Dr. Cannaday talks about the importance of high expectations for all students and the evolution of Virginia’s standards for student achievement. “Not failure, but low aim was the sin.”

In Franklin County
What Dr. Benjamin Mays said was that it was “not failure but low aim was the sin.” And I am not talking about that we intended to hurt children. Our real issue was benign neglect.

In VDOE Studio
Dr. Benjamin Mays is the former president of Morehouse College and I think more importantly, he was president of the Atlanta school board. I think his quote, “not failure but low aim is a sin,” really reflects his first impressions about low expectations and what that means to children in the near term and also in the long term.
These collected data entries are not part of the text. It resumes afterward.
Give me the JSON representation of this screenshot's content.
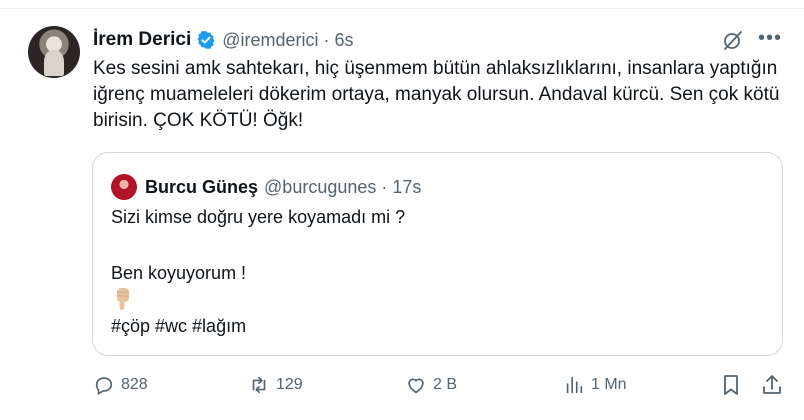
{
  "tweet": {
    "author_name": "İrem Derici",
    "handle": "@iremderici",
    "separator": "·",
    "time": "6s",
    "text": "Kes sesini amk sahtekarı, hiç üşenmem bütün ahlaksızlıklarını, insanlara yaptığın iğrenç muameleleri dökerim ortaya, manyak olursun. Andaval kürcü. Sen çok kötü birisin. ÇOK KÖTÜ! Öğk!"
  },
  "quote": {
    "author_name": "Burcu Güneş",
    "handle": "@burcugunes",
    "separator": "·",
    "time": "17s",
    "line1": "Sizi kimse doğru yere koyamadı mi ?",
    "line2": "Ben koyuyorum !",
    "line3": "#çöp #wc #lağım"
  },
  "actions": {
    "replies": "828",
    "reposts": "129",
    "likes": "2 B",
    "views": "1 Mn"
  },
  "icons": {
    "verified": "verified-badge-icon",
    "grok": "grok-icon",
    "more": "more-icon",
    "reply": "reply-icon",
    "repost": "repost-icon",
    "like": "heart-icon",
    "views": "analytics-icon",
    "bookmark": "bookmark-icon",
    "share": "share-icon",
    "emoji": "pointing-down-emoji"
  },
  "colors": {
    "text": "#0f1419",
    "secondary": "#536471",
    "verified": "#1d9bf0",
    "border": "#cfd9de"
  }
}
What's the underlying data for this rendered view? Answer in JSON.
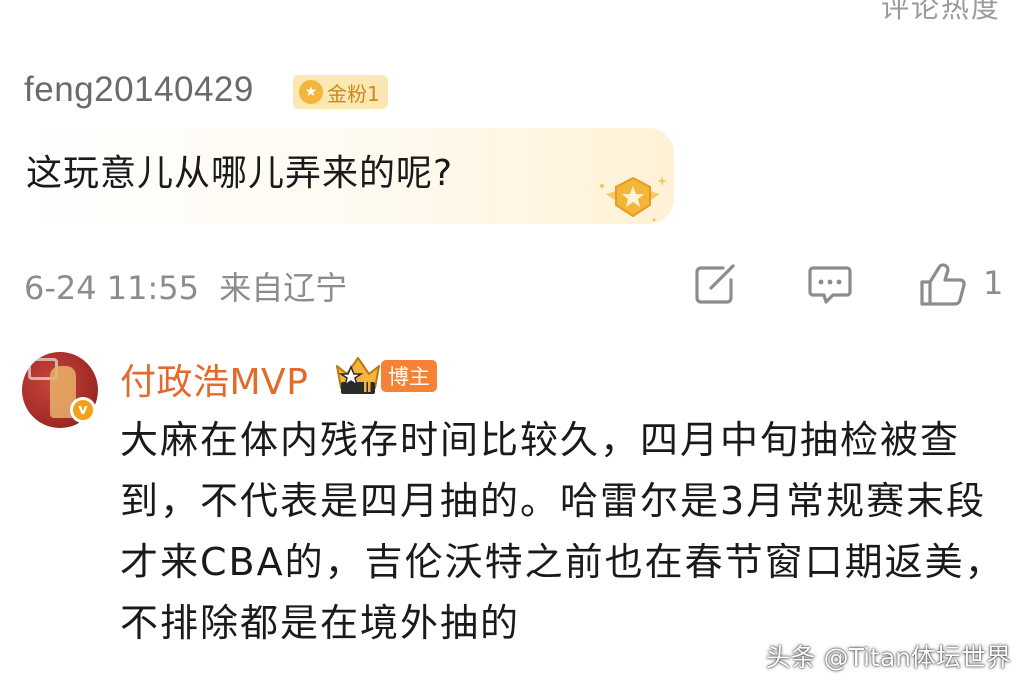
{
  "top_partial_text": "评论热度",
  "comment1": {
    "username": "feng20140429",
    "fan_badge": "金粉1",
    "text": "这玩意儿从哪儿弄来的呢?",
    "timestamp": "6-24 11:55",
    "location": "来自辽宁",
    "like_count": "1",
    "icons": [
      "edit-icon",
      "comment-icon",
      "like-icon"
    ]
  },
  "comment2": {
    "username": "付政浩MVP",
    "badge": "博主",
    "text": "大麻在体内残存时间比较久，四月中旬抽检被查到，不代表是四月抽的。哈雷尔是3月常规赛末段才来CBA的，吉伦沃特之前也在春节窗口期返美，不排除都是在境外抽的"
  },
  "watermark": "头条 @Titan体坛世界",
  "colors": {
    "username_gray": "#6a6a6a",
    "meta_gray": "#8c8c8c",
    "blogger_orange": "#e46a2a",
    "badge_orange": "#f58236",
    "gold": "#f3b53a"
  }
}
In my messages I tried to help us reflect on what we have learned by setting low expectations for children and also what we have learned when we raised that bar and then supported children attempting to meet those expectations; what it leads to in terms of great possibilities for their futures.

In Franklin County
So we had disparity in rigor because our focus was we had to get everyone to finish at the same time, not how well, just finish at the same time.

In VDOE Studio
In the early 70s, what we tried to do then is that we tried to protect children from the world outside of school. We were concerned that every single child could not meet high expectations, so we set a very low bar so they could finish at the same time with their peers. That really resulted in disastrous implications for children: walking across the stage with a diploma that had no value. In the 80s, we learned from the 70s, and we began to raise the expectation but still it was too low; it was a middle school-elementary expectation in middle school. Finally, in the 90s we actually confronted the realities that if we really were serious about every child having a great future and great opportunity, we had to set expectations that were higher, minimally, at grade level for every child and work to be certain that each child met those expectations.